光の子となるために、光のあるうちに、光を信じなさい。(ヨハネによる福音書12章36節)
主イエスは死を前にして「わたしは心騒ぐ」(27節)と言った。なぜ主は死を恐れたのか。死を恐れないで往生する者こそ偉大な宗教家ではないのか。人間は死の本質を知らない。しかし、「わたしと父とは一つである」(10・30)と言われる主イエスは、罪人の死が神との断絶であることを知るゆえに、罪人に代わって受ける死を前にして恐れ悩まれた。
神は人間が神の言葉に応答して生きることを求める。もし神の意思を無視して自己本位に生きているならば、その人は神の前では失われた者、「暗闇の中を歩く者」である。その人は神の義が現れる終わりの日が来る時、永遠に失われる。
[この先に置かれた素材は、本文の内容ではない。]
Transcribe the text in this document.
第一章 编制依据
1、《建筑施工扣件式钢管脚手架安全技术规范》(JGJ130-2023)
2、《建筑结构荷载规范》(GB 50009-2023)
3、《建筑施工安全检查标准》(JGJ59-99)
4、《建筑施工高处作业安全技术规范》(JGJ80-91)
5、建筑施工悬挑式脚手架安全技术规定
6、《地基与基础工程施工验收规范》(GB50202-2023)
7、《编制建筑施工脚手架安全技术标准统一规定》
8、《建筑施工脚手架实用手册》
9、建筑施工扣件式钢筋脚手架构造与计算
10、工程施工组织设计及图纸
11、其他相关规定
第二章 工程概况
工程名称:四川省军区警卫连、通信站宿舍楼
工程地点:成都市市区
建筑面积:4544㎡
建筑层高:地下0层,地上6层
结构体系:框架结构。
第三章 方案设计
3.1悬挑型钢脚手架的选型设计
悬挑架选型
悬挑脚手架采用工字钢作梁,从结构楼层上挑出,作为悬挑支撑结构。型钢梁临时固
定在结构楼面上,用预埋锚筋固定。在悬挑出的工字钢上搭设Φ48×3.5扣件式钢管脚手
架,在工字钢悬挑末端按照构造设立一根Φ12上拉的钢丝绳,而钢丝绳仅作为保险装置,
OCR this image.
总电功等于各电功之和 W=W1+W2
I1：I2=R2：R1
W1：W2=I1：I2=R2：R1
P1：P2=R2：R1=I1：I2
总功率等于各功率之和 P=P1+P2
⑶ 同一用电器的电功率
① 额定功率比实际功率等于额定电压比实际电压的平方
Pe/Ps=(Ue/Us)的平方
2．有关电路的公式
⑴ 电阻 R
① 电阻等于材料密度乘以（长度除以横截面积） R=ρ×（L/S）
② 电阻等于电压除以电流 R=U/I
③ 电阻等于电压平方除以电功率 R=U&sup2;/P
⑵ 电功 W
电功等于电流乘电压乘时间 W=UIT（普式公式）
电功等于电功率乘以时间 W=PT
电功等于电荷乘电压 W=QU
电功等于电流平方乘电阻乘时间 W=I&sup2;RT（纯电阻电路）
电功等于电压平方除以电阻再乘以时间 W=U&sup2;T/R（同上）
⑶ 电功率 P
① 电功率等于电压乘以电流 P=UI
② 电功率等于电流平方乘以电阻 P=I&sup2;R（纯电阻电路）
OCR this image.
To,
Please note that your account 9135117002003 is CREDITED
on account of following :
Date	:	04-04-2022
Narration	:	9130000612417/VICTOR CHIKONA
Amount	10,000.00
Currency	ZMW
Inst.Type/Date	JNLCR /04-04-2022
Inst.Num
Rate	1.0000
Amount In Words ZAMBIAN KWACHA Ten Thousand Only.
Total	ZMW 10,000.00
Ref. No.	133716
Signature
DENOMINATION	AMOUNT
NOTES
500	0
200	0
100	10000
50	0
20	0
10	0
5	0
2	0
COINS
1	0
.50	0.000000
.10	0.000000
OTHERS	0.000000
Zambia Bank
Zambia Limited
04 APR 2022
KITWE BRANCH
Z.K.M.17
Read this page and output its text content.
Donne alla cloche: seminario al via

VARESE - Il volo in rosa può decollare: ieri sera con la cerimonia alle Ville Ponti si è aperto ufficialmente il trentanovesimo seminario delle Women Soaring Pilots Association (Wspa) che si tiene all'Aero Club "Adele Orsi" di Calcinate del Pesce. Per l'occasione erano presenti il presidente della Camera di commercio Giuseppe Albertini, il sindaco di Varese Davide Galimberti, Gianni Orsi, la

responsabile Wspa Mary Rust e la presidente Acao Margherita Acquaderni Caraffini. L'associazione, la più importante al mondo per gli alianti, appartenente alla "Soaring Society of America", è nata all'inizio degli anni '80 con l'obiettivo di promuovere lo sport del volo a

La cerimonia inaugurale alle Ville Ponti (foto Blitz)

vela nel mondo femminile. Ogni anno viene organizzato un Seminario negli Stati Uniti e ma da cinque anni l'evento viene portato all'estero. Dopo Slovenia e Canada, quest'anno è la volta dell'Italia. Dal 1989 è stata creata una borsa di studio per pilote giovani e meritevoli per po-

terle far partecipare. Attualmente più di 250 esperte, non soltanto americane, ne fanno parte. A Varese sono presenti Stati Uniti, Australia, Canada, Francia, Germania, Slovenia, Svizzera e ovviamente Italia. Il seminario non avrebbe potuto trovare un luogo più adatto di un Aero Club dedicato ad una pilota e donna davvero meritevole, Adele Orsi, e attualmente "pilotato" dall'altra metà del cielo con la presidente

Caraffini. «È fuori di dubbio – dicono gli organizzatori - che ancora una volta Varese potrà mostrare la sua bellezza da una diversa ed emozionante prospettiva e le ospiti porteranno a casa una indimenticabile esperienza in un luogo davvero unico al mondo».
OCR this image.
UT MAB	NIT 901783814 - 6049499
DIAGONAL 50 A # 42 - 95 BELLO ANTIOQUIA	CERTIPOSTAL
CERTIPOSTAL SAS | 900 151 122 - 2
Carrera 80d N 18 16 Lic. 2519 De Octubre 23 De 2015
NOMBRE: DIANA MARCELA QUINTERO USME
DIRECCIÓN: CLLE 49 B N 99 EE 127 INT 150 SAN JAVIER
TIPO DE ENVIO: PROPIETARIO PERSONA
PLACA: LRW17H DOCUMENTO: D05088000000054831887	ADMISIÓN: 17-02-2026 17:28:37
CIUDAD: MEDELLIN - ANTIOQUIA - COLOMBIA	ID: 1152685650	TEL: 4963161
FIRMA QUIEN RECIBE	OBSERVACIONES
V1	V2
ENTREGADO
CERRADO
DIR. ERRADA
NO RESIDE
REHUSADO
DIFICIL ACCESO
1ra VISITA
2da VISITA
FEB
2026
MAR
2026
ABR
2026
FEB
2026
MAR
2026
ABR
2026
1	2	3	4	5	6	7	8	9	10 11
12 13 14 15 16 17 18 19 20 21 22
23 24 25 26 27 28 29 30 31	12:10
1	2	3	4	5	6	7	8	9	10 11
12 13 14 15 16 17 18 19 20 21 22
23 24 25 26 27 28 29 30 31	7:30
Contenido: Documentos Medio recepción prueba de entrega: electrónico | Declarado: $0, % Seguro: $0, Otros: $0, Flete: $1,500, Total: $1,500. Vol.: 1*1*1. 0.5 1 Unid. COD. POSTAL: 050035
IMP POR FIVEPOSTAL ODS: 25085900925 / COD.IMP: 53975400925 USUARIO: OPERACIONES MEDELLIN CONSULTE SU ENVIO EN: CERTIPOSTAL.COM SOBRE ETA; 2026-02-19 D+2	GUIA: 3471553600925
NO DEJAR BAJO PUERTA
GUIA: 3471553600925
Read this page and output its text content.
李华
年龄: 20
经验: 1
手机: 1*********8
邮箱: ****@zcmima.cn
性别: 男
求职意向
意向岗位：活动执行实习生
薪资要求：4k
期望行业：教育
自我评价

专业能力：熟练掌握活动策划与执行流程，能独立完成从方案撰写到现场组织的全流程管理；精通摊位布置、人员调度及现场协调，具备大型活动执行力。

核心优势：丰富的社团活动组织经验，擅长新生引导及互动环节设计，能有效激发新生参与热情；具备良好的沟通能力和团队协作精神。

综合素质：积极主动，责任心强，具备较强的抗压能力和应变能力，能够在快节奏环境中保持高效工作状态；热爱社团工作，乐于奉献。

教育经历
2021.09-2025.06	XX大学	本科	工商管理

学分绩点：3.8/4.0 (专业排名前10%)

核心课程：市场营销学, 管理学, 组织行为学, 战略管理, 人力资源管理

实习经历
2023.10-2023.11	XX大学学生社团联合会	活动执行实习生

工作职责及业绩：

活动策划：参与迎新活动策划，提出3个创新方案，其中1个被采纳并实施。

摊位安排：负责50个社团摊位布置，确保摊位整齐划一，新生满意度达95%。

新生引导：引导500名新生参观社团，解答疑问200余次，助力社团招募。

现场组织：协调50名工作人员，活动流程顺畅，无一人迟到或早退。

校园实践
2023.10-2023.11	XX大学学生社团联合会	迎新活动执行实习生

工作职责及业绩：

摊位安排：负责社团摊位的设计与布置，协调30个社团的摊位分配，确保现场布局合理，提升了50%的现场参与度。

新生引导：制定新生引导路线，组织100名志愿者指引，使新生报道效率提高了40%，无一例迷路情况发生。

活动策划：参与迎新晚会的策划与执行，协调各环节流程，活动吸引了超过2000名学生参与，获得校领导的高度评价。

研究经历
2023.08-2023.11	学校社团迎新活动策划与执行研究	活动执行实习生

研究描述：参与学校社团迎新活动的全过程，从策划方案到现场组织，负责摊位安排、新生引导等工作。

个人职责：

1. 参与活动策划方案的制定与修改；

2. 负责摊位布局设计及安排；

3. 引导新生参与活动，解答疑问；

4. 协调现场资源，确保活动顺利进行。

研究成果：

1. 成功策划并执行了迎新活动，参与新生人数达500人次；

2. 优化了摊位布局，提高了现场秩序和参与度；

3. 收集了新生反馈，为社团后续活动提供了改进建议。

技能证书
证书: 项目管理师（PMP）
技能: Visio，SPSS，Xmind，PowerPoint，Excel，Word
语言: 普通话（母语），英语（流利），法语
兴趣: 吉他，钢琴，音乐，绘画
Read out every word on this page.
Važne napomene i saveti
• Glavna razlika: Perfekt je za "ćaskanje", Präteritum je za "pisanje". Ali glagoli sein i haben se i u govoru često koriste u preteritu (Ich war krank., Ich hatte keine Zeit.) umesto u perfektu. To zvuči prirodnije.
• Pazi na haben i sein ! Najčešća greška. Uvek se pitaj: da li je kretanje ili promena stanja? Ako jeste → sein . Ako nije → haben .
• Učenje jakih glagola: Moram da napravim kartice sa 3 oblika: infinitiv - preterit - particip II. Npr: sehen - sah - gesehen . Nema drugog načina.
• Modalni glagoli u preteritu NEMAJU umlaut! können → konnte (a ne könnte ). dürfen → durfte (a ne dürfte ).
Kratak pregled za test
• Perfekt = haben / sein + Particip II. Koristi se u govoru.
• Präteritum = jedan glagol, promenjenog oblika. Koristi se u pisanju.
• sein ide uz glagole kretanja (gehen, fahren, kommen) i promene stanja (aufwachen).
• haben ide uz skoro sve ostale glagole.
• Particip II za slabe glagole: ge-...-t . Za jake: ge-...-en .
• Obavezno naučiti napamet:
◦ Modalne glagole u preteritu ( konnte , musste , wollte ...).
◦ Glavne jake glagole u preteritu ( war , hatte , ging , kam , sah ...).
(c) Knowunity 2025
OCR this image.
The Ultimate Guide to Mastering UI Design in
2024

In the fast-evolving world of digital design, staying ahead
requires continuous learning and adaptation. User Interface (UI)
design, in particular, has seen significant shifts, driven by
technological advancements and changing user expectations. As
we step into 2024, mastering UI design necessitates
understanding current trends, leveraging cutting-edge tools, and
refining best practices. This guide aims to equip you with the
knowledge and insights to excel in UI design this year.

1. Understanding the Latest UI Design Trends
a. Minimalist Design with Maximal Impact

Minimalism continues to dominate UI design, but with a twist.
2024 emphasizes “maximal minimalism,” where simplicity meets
しかし、神が世に遣わされた御子(みこ)イエスは、神の義と愛を示して、人々が神のもとに立ち帰るためにご自分の力を注いだ。その働きの目指すところは、悔い改める者たちが無条件に神に赦(ゆる)され、神に受け入れられるための贖(あがな)いの死であった。主イエスは「わたしは地上から上げられるき、すべての人を自分のもとへ引き寄せよう」(32節)と言う。主は死を前にして恐れ悩みつつも、「わたしはまさにこの時のために来たのだ」(27節)と言い、「父よ、御名(みな)の栄光を現してください」(28節)と祈って、十字架の死を引き受けられた。主イエスの贖いの死によって、罪を裁く神の義と罪人を救う神の愛は全うされた。
今日の聖句は、神の前に失われた者を見出すご自分の働きと死を示しつつ、救いの光があるうちに、つまり、終わりの日が来ないうちに、「わたしを信じ、光の子となりなさい」と呼びかける主の言葉である。光の子とは、主の言葉に応えて神のもとに立ち帰り、神の義と愛の光を映し出す人のことである。